Te echas en la cama y me sonríes
como sonreías ayer por la tarde.
Estás desarropada, ¡arrópate!
No vaya ser que nos resfriemos
O… mejor calentémonos los dos.
Tu sonrisa perdida volvió.
Tus luceros se cierran mientras te beso.
Que las sábanas se ocupen de cubrirme
porque en esta noche te cubro yo…”

Una lágrima incurrió en mi imaginación.
Lo siento, pero ya no te pueden inventar más.


(II)


A un ladrón


Dedicado a un tal Diego Vallejos


Hace unos meses…


Hace unos meses llegó un ladrón a mi vida, que me la destruiría

y se llevaría todo para mí. Me quitaría lo más preciado.
Este ladrón, este desgraciado, me robó tantas cosas en una
y asesinó ilusiones, destrozó mis dos corazones…
Un ladrón sodomita me quitaría tantos momentos felices.
Desgraciado ladrón e infeliz algún día te harán lo que me hiciste a mí.

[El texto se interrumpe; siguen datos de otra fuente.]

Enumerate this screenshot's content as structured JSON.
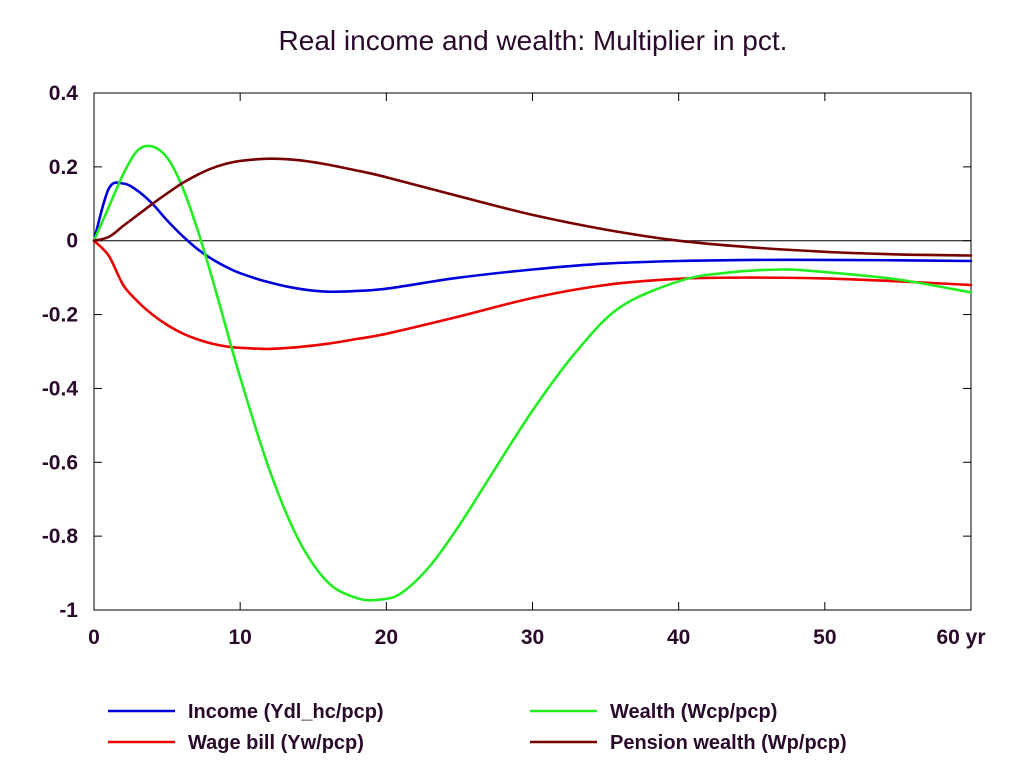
{
  "chart_data": {
    "type": "line",
    "title": "Real income and wealth: Multiplier in pct.",
    "xlabel": "",
    "ylabel": "",
    "xlim": [
      0,
      60
    ],
    "ylim": [
      -1,
      0.4
    ],
    "x_ticks": [
      0,
      10,
      20,
      30,
      40,
      50,
      60
    ],
    "x_tick_labels": [
      "0",
      "10",
      "20",
      "30",
      "40",
      "50",
      "60 yr"
    ],
    "y_ticks": [
      0.4,
      0.2,
      0,
      -0.2,
      -0.4,
      -0.6,
      -0.8,
      -1
    ],
    "y_tick_labels": [
      "0.4",
      "0.2",
      "0",
      "-0.2",
      "-0.4",
      "-0.6",
      "-0.8",
      "-1"
    ],
    "grid": false,
    "zero_line": true,
    "legend_position": "bottom",
    "series": [
      {
        "name": "Income (Ydl_hc/pcp)",
        "color": "#0000dd",
        "x": [
          0,
          1,
          2,
          3,
          4,
          5,
          6,
          7,
          8,
          9,
          10,
          12,
          14,
          16,
          18,
          20,
          25,
          30,
          35,
          40,
          45,
          50,
          55,
          60
        ],
        "y": [
          0,
          0.14,
          0.155,
          0.135,
          0.1,
          0.055,
          0.015,
          -0.02,
          -0.048,
          -0.07,
          -0.088,
          -0.113,
          -0.13,
          -0.138,
          -0.136,
          -0.13,
          -0.1,
          -0.078,
          -0.062,
          -0.055,
          -0.052,
          -0.052,
          -0.053,
          -0.055
        ]
      },
      {
        "name": "Wage bill (Yw/pcp)",
        "color": "#ee0000",
        "x": [
          0,
          1,
          2,
          3,
          4,
          5,
          6,
          7,
          8,
          9,
          10,
          12,
          14,
          16,
          18,
          20,
          25,
          30,
          35,
          40,
          45,
          50,
          55,
          60
        ],
        "y": [
          0,
          -0.04,
          -0.12,
          -0.165,
          -0.2,
          -0.228,
          -0.25,
          -0.266,
          -0.278,
          -0.286,
          -0.29,
          -0.293,
          -0.288,
          -0.279,
          -0.266,
          -0.252,
          -0.205,
          -0.155,
          -0.12,
          -0.103,
          -0.1,
          -0.102,
          -0.11,
          -0.12
        ]
      },
      {
        "name": "Wealth (Wcp/pcp)",
        "color": "#22ee22",
        "x": [
          0,
          1,
          2,
          3,
          4,
          5,
          6,
          7,
          8,
          9,
          10,
          12,
          14,
          16,
          18,
          19.5,
          21,
          23,
          25,
          27,
          30,
          33,
          36,
          40,
          43,
          47,
          50,
          55,
          60
        ],
        "y": [
          0,
          0.09,
          0.18,
          0.245,
          0.255,
          0.225,
          0.15,
          0.04,
          -0.09,
          -0.23,
          -0.37,
          -0.62,
          -0.81,
          -0.925,
          -0.968,
          -0.972,
          -0.955,
          -0.88,
          -0.77,
          -0.645,
          -0.46,
          -0.3,
          -0.18,
          -0.11,
          -0.088,
          -0.078,
          -0.085,
          -0.105,
          -0.14
        ]
      },
      {
        "name": "Pension wealth (Wp/pcp)",
        "color": "#770000",
        "x": [
          0,
          1,
          2,
          3,
          4,
          5,
          6,
          7,
          8,
          9,
          10,
          12,
          14,
          16,
          18,
          20,
          25,
          30,
          35,
          40,
          45,
          50,
          55,
          60
        ],
        "y": [
          0,
          0.01,
          0.04,
          0.07,
          0.1,
          0.128,
          0.155,
          0.177,
          0.195,
          0.208,
          0.216,
          0.222,
          0.218,
          0.206,
          0.19,
          0.172,
          0.12,
          0.07,
          0.03,
          0.0,
          -0.018,
          -0.03,
          -0.037,
          -0.04
        ]
      }
    ]
  }
}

Ahora el ladrón infame está feliz con lo que me robó;
me robó algo tan preciado. El sabía que la quería, pero eso ni le importó,
eso, por el contrario, lo animaría a que me robe a mi gran amor…
Para qué te la llevas tú, si yo la hacía feliz,
si reíamos juntos mientras lo hacíamos.
Pérfido, ladrón, sodomita te romperán el alma así como rompiste la mía.

Te presentaste en nuestras vidas como un amigo (de ella).
Te ganaste su confianza y yo confiaba en sus palabras.
Bazofia de ladrón te la llevaste, me la robaste y no luché,
ahora que más la necesito es cuando tu más quieres a tu motín.
Ojalá no te pase lo que a mí, porque no sabes cuánto duele.
Ladrón sodomita, hijo de cortesana te aborrezco tanto como amo
a lo que me robaste, a tu motín…
Sé que finges ser feliz con ella y, en serio, sé feliz (por el momento lo eres);
si Dios existe, te hará pagar cada lágrima que derramé.
¿Por qué me tuviste que robar a mí?
Tú bien sabías que la quería y tú dices quererla ahora…
te apuesto que ni siquiera la amas como yo la amé tantas veces.

Ladrón sodomita, hijo de cortesana,
podrás ser feliz con tu motín. Sélo.
Podrás tomar de ella lo que quieras y tómalo…
podrás tener, ahora, sus besos, sus dedos, sus labios, sus caricias,
sus perlas, sus ojos, su cuerpo… pero ella jamás te volverá a dar
lo que me dio a mí hace un tiempo, antes de que llegaras a nuestras vidas.

No, no ladrón, no lo tendrás, y éste será tu pesar, tu dolor:
que yo, que sí la quiero, lo haya tomado y tú que dices quererla no.

Ésa es justicia no divina, ladrón,
quizá ella ya no vuelva conmigo nunca,
y quizá siga contigo mucho tiempo, pero jamás, en dos vidas,
tendrás lo que yo tomé alguna vez, ése puede ser mi consuelo,
sin embargo no lo es, pero es tu pesar, a cualquier ladrón le dolería.

Ladrón me la quitaste sin honor,
se enamoró de ti, sí, pero jamás tomarás de ella
lo que yo tomé de sus labios y de su piel, con amor.